1. When faced with a large expense, are you going to take a hard look at your options and get the best deal you can or are you going to just accept the easiest option? Housing and transportation are huge and complex expenses for most Americans' budgets. Faced with huge and complex decisions, many people are at an information disadvantage. Considering how much money is at stake, when contemplating a move or purchase of a new vehicle, you need to take a step back for a good overview, and lean on unbiased advice when you are not sure. Take a step back and get an unbiased opinion. Locking yourself into large financial decisions may be unavoidable, but getting the best deal here will make the biggest impact on your savings.
2. When the market declines, are you going to continue to invest or pull everything out? If you have an investment account, watching the price decline during a market pullback can be difficult. If your account is appropriately allocated, and your time horizon is still long enough, no action may be the best action when the market declines. In fact, if you are young and still adding to your portfolio, you may be setting yourself up for outsized gains in the future.
3. Will you commit to making saving a habit or will you put it off until "next month"? Saving is a habit. Even when you can only start with a small contribution to your savings account, it matters. $10 each week may not seem like much, but raising that regularly translates to a lot saved over time. There is no real magic to financial security - you need to spend less than you make, and putting away a little bit at a time is a worthwhile habit to get into.

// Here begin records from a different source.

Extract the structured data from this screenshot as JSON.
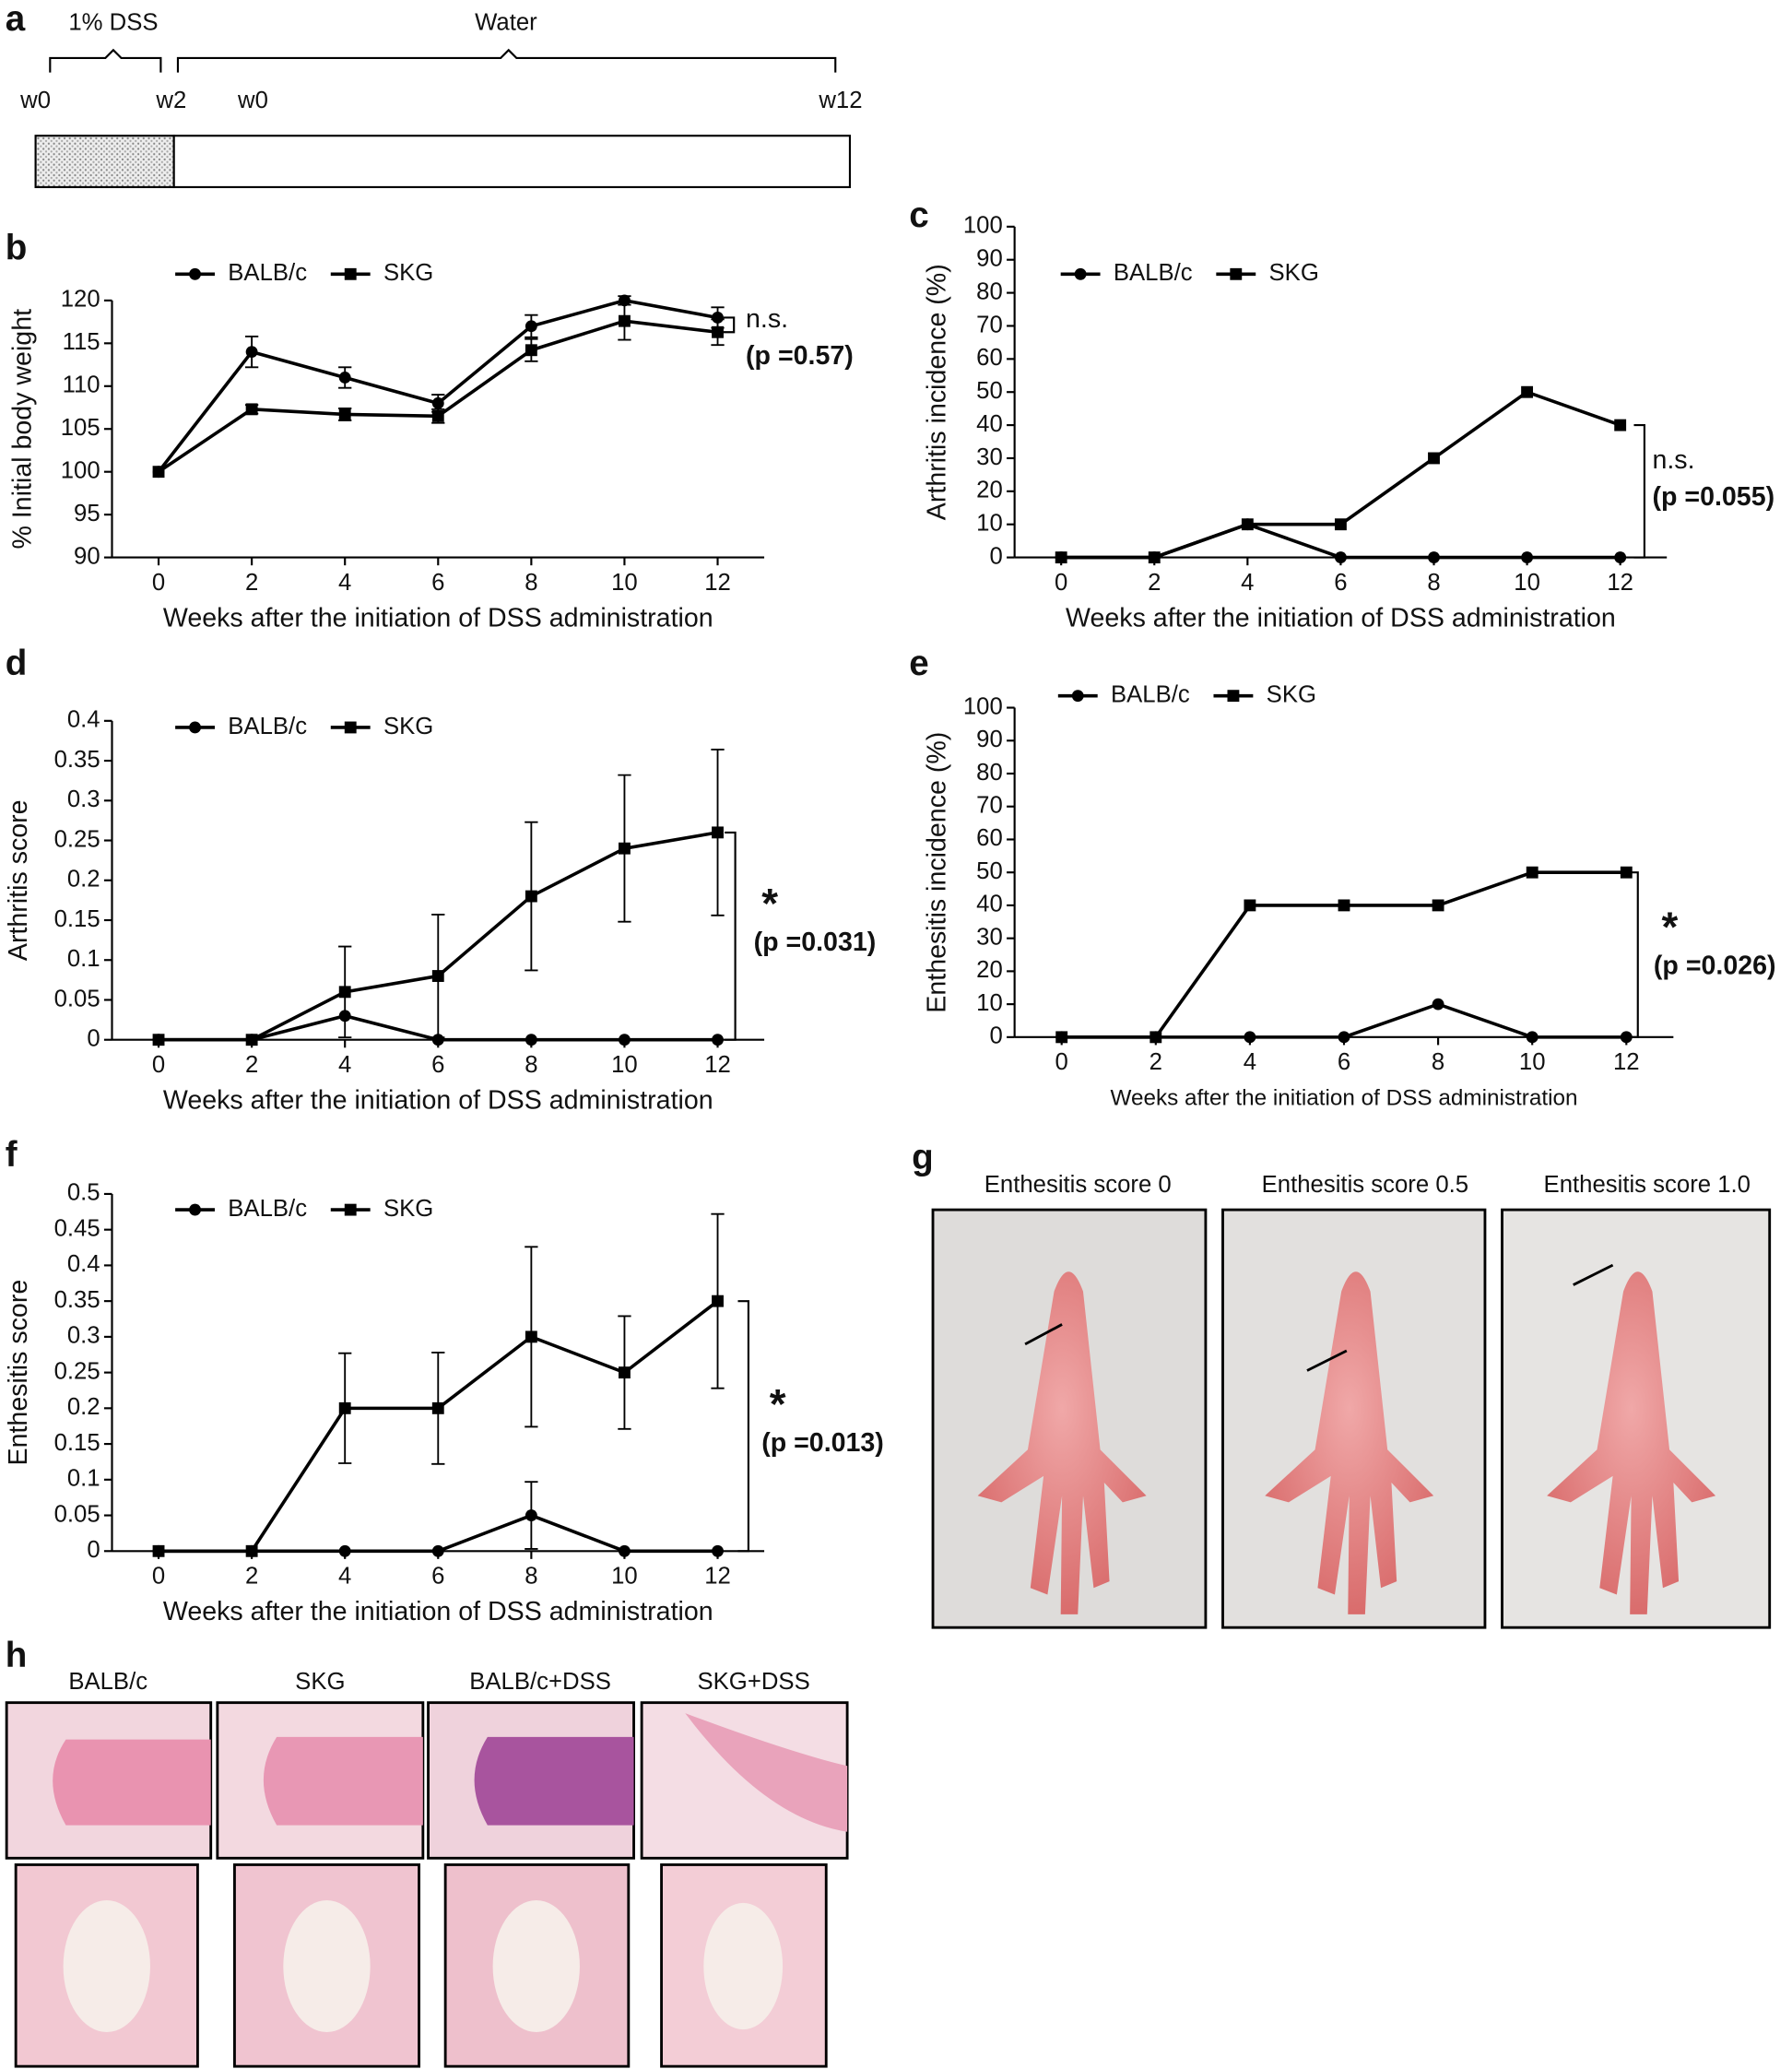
{
  "timeline": {
    "panel": "a",
    "phases": [
      "1% DSS",
      "Water"
    ],
    "week_labels": [
      "w0",
      "w2",
      "w0",
      "w12"
    ]
  },
  "chart_data": [
    {
      "type": "line",
      "panel": "b",
      "y_label": "% Initial body weight",
      "x_label": "Weeks after the initiation of DSS administration",
      "x": [
        0,
        2,
        4,
        6,
        8,
        10,
        12
      ],
      "xlim": [
        -1,
        13
      ],
      "xticks": [
        0,
        2,
        4,
        6,
        8,
        10,
        12
      ],
      "ylim": [
        90,
        120
      ],
      "yticks": [
        90,
        95,
        100,
        105,
        110,
        115,
        120
      ],
      "annotations": [
        "n.s.",
        "(p =0.57)"
      ],
      "series": [
        {
          "name": "BALB/c",
          "marker": "circle",
          "color": "#000000",
          "values": [
            100,
            114,
            111,
            108,
            117,
            120,
            118
          ],
          "error": [
            0,
            1.8,
            1.2,
            1,
            1.3,
            0.5,
            1.2
          ]
        },
        {
          "name": "SKG",
          "marker": "square",
          "color": "#000000",
          "values": [
            100,
            107.3,
            106.7,
            106.5,
            114.2,
            117.6,
            116.3
          ],
          "error": [
            0,
            0.5,
            0.7,
            0.8,
            1.3,
            2.2,
            1.5
          ]
        }
      ]
    },
    {
      "type": "line",
      "panel": "c",
      "y_label": "Arthritis incidence (%)",
      "x_label": "Weeks after the initiation of DSS administration",
      "x": [
        0,
        2,
        4,
        6,
        8,
        10,
        12
      ],
      "xlim": [
        -1,
        13
      ],
      "xticks": [
        0,
        2,
        4,
        6,
        8,
        10,
        12
      ],
      "ylim": [
        0,
        100
      ],
      "yticks": [
        0,
        10,
        20,
        30,
        40,
        50,
        60,
        70,
        80,
        90,
        100
      ],
      "annotations": [
        "n.s.",
        "(p =0.055)"
      ],
      "series": [
        {
          "name": "BALB/c",
          "marker": "circle",
          "color": "#000000",
          "values": [
            0,
            0,
            10,
            0,
            0,
            0,
            0
          ]
        },
        {
          "name": "SKG",
          "marker": "square",
          "color": "#000000",
          "values": [
            0,
            0,
            10,
            10,
            30,
            50,
            40
          ]
        }
      ]
    },
    {
      "type": "line",
      "panel": "d",
      "y_label": "Arthritis score",
      "x_label": "Weeks after the initiation of DSS administration",
      "x": [
        0,
        2,
        4,
        6,
        8,
        10,
        12
      ],
      "xlim": [
        -1,
        13
      ],
      "xticks": [
        0,
        2,
        4,
        6,
        8,
        10,
        12
      ],
      "ylim": [
        0,
        0.4
      ],
      "yticks": [
        0,
        0.05,
        0.1,
        0.15,
        0.2,
        0.25,
        0.3,
        0.35,
        0.4
      ],
      "annotations": [
        "*",
        "(p =0.031)"
      ],
      "series": [
        {
          "name": "BALB/c",
          "marker": "circle",
          "color": "#000000",
          "values": [
            0,
            0,
            0.03,
            0,
            0,
            0,
            0
          ]
        },
        {
          "name": "SKG",
          "marker": "square",
          "color": "#000000",
          "values": [
            0,
            0,
            0.06,
            0.08,
            0.18,
            0.24,
            0.26
          ],
          "error": [
            0,
            0,
            0.057,
            0.077,
            0.093,
            0.092,
            0.104
          ]
        }
      ]
    },
    {
      "type": "line",
      "panel": "e",
      "y_label": "Enthesitis incidence (%)",
      "x_label": "Weeks after the initiation of DSS administration",
      "x": [
        0,
        2,
        4,
        6,
        8,
        10,
        12
      ],
      "xlim": [
        -1,
        13
      ],
      "xticks": [
        0,
        2,
        4,
        6,
        8,
        10,
        12
      ],
      "ylim": [
        0,
        100
      ],
      "yticks": [
        0,
        10,
        20,
        30,
        40,
        50,
        60,
        70,
        80,
        90,
        100
      ],
      "annotations": [
        "*",
        "(p =0.026)"
      ],
      "series": [
        {
          "name": "BALB/c",
          "marker": "circle",
          "color": "#000000",
          "values": [
            0,
            0,
            0,
            0,
            10,
            0,
            0
          ]
        },
        {
          "name": "SKG",
          "marker": "square",
          "color": "#000000",
          "values": [
            0,
            0,
            40,
            40,
            40,
            50,
            50
          ]
        }
      ]
    },
    {
      "type": "line",
      "panel": "f",
      "y_label": "Enthesitis score",
      "x_label": "Weeks after the initiation of DSS administration",
      "x": [
        0,
        2,
        4,
        6,
        8,
        10,
        12
      ],
      "xlim": [
        -1,
        13
      ],
      "xticks": [
        0,
        2,
        4,
        6,
        8,
        10,
        12
      ],
      "ylim": [
        0,
        0.5
      ],
      "yticks": [
        0,
        0.05,
        0.1,
        0.15,
        0.2,
        0.25,
        0.3,
        0.35,
        0.4,
        0.45,
        0.5
      ],
      "annotations": [
        "*",
        "(p =0.013)"
      ],
      "series": [
        {
          "name": "BALB/c",
          "marker": "circle",
          "color": "#000000",
          "values": [
            0,
            0,
            0,
            0,
            0.05,
            0,
            0
          ],
          "error": [
            0,
            0,
            0,
            0,
            0.047,
            0,
            0
          ]
        },
        {
          "name": "SKG",
          "marker": "square",
          "color": "#000000",
          "values": [
            0,
            0,
            0.2,
            0.2,
            0.3,
            0.25,
            0.35
          ],
          "error": [
            0,
            0,
            0.077,
            0.078,
            0.126,
            0.079,
            0.122
          ]
        }
      ]
    }
  ],
  "photos": {
    "panel": "g",
    "captions": [
      "Enthesitis score 0",
      "Enthesitis score 0.5",
      "Enthesitis score 1.0"
    ]
  },
  "histology": {
    "panel": "h",
    "groups": [
      "BALB/c",
      "SKG",
      "BALB/c+DSS",
      "SKG+DSS"
    ]
  }
}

Getting your finances into shape takes discipline, regardless of your starting point. If you don't feel you have enough to make ends meet now, but know you are in for a raise or a windfall later, you may put off getting started on a financial plan. We all know what happens next, the raise or windfall comes and it gets spent amidst a flurry of justifications. If you start good habits early on, you will be in much better shape as your income rises. Develop a payment plan for your bills that keeps you current and avoids late fees, look for better deals on regular expenses like phone and internet bills, stash some money in an emergency savings account and then take advantage of payroll deductions for a retirement plan if your employer offers it. Do the work to set yourself up for financial success - even when you don't feel it is possible. People work, earn money and spend money for a large part of their lives. If you do not get yourself in good financial habits, you will be in poor shape for a long time. Motivational tips like these from Jocko can be easily applied to your financial life - just get to it!